Thomas "Parson" Slater

Farmhouse kitchen at Shottle
Thomas Slater
Acresford Methodist Church
Rev Joseph Taylor

Thomas Slater was born in 1738 and from an early age was such an avid reader particularly of the Bible that it was said he would become a Parson and, because of this, was affectionately called “Parson” Slater. He was converted at the newly erected Crich chapel in 1765 to which he had been taken by the stone mason who was building a barn for him on his farm at Shottle. He joined the Society at Crich before, two years later, opening his farmhouse kitchen, which could accommodate up to 50 people, for services where Thomas Slater was undoubtedly Class Leader. The Society formed part of the Derbyshire Round, a Round being the forerunner of the Circuit, and was regularly visited by the Round preachers one of the most notable of which was Francis Asbury, the first Bishop of the Methodist Church in the Americas, the 200th anniversary of whose death was commemorated last year.

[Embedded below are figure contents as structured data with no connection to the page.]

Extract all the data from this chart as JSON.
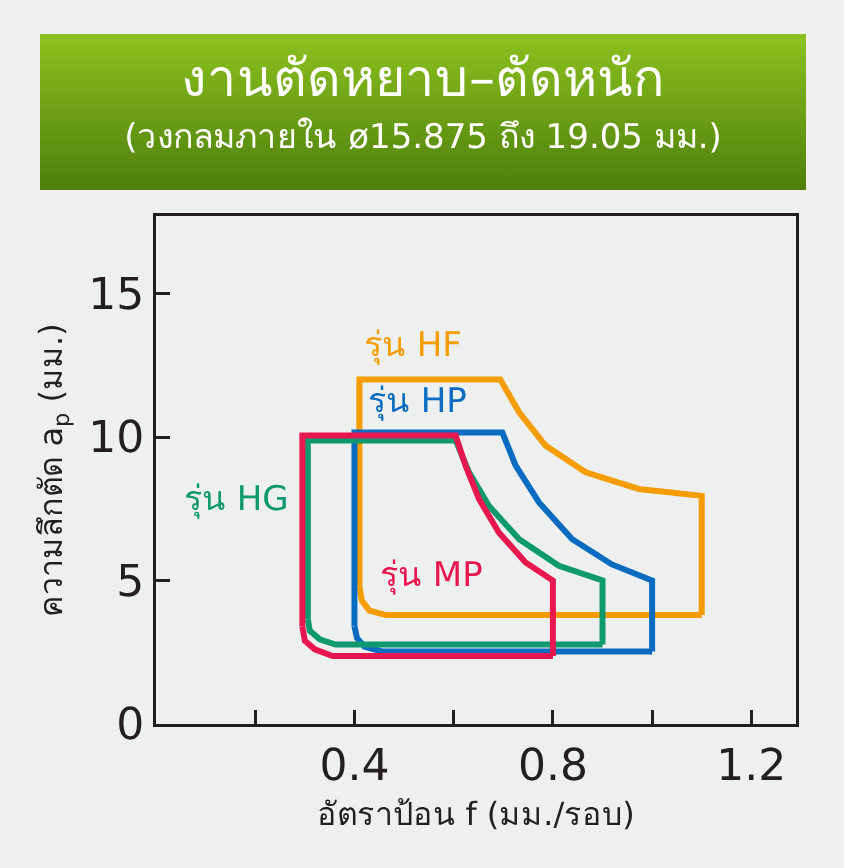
{
  "chart_data": {
    "type": "line",
    "title": "งานตัดหยาบ–ตัดหนัก",
    "subtitle": "(วงกลมภายใน ø15.875 ถึง 19.05 มม.)",
    "xlabel": "อัตราป้อน f (มม./รอบ)",
    "ylabel": "ความลึกตัด a$_{p}$ (มม.)",
    "xlim": [
      0,
      1.29
    ],
    "ylim": [
      0,
      17.7
    ],
    "xticks": [
      {
        "value": 0.2,
        "label": null
      },
      0.4,
      {
        "value": 0.6,
        "label": null
      },
      0.8,
      {
        "value": 1.0,
        "label": null
      },
      1.2
    ],
    "yticks": [
      0,
      5,
      10,
      15
    ],
    "legend": false,
    "marker": "none",
    "line_style": "solid",
    "series": [
      {
        "name": "รุ่น HF",
        "color": "#f59c00",
        "x": [
          0.41,
          0.41,
          0.694,
          0.732,
          0.785,
          0.866,
          0.973,
          1.1,
          1.1,
          null,
          0.41,
          0.415,
          0.43,
          0.463,
          1.1
        ],
        "values": [
          4.8,
          12,
          12,
          10.86,
          9.7,
          8.77,
          8.19,
          7.95,
          3.8,
          null,
          4.8,
          4.3,
          3.95,
          3.8,
          3.8
        ]
      },
      {
        "name": "รุ่น HP",
        "color": "#0a6cc0",
        "x": [
          0.4,
          0.4,
          0.698,
          0.725,
          0.772,
          0.839,
          0.919,
          1.0,
          1.0,
          null,
          0.4,
          0.405,
          0.42,
          0.456,
          1.0
        ],
        "values": [
          3.4,
          10.16,
          10.16,
          9.0,
          7.72,
          6.44,
          5.56,
          5.0,
          2.53,
          null,
          3.4,
          3.0,
          2.7,
          2.53,
          2.53
        ]
      },
      {
        "name": "รุ่น HG",
        "color": "#0e9a6e",
        "x": [
          0.306,
          0.306,
          0.604,
          0.631,
          0.671,
          0.732,
          0.812,
          0.9,
          0.9,
          null,
          0.306,
          0.31,
          0.33,
          0.362,
          0.9
        ],
        "values": [
          3.65,
          9.88,
          9.88,
          8.77,
          7.6,
          6.44,
          5.51,
          5.0,
          2.77,
          null,
          3.65,
          3.25,
          2.95,
          2.77,
          2.77
        ]
      },
      {
        "name": "รุ่น MP",
        "color": "#e8174f",
        "x": [
          0.295,
          0.295,
          0.604,
          0.624,
          0.651,
          0.691,
          0.745,
          0.8,
          0.8,
          null,
          0.295,
          0.3,
          0.32,
          0.356,
          0.8
        ],
        "values": [
          3.4,
          10.05,
          10.05,
          9.0,
          7.84,
          6.67,
          5.63,
          5.0,
          2.37,
          null,
          3.4,
          2.9,
          2.6,
          2.37,
          2.37
        ]
      }
    ]
  }
}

In about 1770, Thomas Slater became a recognised Local Preacher. For nearly 50 years, he fervently spread the Gospel and it was undoubtedly through him more than anyone else that the Derbyshire Methodist Societies were formed. Preaching was far from easy for him. He had to endure being pelted with stones and eggs. On one occasion, while stood to preach by the side of a house, someone from a bedroom window using a stick with a hook on the end tried to make him an object of ridicule by lifting off his wig and twirling it round. The power of his message was undiminished though and many through him were brought to know their Lord, the most notable being Joseph Taylor converted at an open air service in Duffield. He assisted Thomas Slater with his services and later became one of Wesley’s preachers, a member of the Legal Hundred, the first Superintendent of the newly formed Ashby de la Zouch Circuit  in 1792 and finally, in 1802, President of Conference.

In Duffield, following the formation of a Society there through his open air preaching, he hired a room for the 1770- 1771 winter and finally secured a site for the first chapel which opened in 1777. He also procured a site for a chapel in Belper which opened five years later. It seems that, while not recorded in his Journal, during its construction Thomas Slater invited John Wesley to come to Belper to preach and that a crowd proceeded to the site of the chapel led by him arms linked with Thomas Slater on one side and holding the hand of Mary, Thomas Slater’s daughter, on the other. Certainly, Mary would relate how, as a girl of twelve, she had heard John Wesley preach in Belper Market Place and had walked in procession to the site of the chapel alongside John Wesley who had held her hand.

Upon becoming a local preacher Thomas Slater had vowed that if the Lord showed him some fruits from his work, he would preach the Gospel in every town and village in the county. In 1809, he said that he had fulfilled that vow. He was a familiar figure riding his famous mare and his stamina was formidable. At harvest time he would leave with his labourers, travel some 8 miles to preach and be there next morning when they arrived for work. On one Sunday, he preached in Leicester, Nottingham and Derby.

In 1816, John Slater, his son, built a chapel on the garden attached to the farm but not before his father had held several prayer meetings on it “to know the Lord’s will”.

He died in 1821 aged 83 leaving a widow of nearly 85 to whom he had been married for almost 64 years, 9 children, 60 grandchildren and 24 great grandchildren. It was from this line of descendants that two would come, Humphrey Cooper and his son, William Gervase Cooper, who would have a profound effect on the development of Methodism in a small corner of North West Leicestershire one part of which is in the National Forest East Circuit and the other in the South Derbyshire one.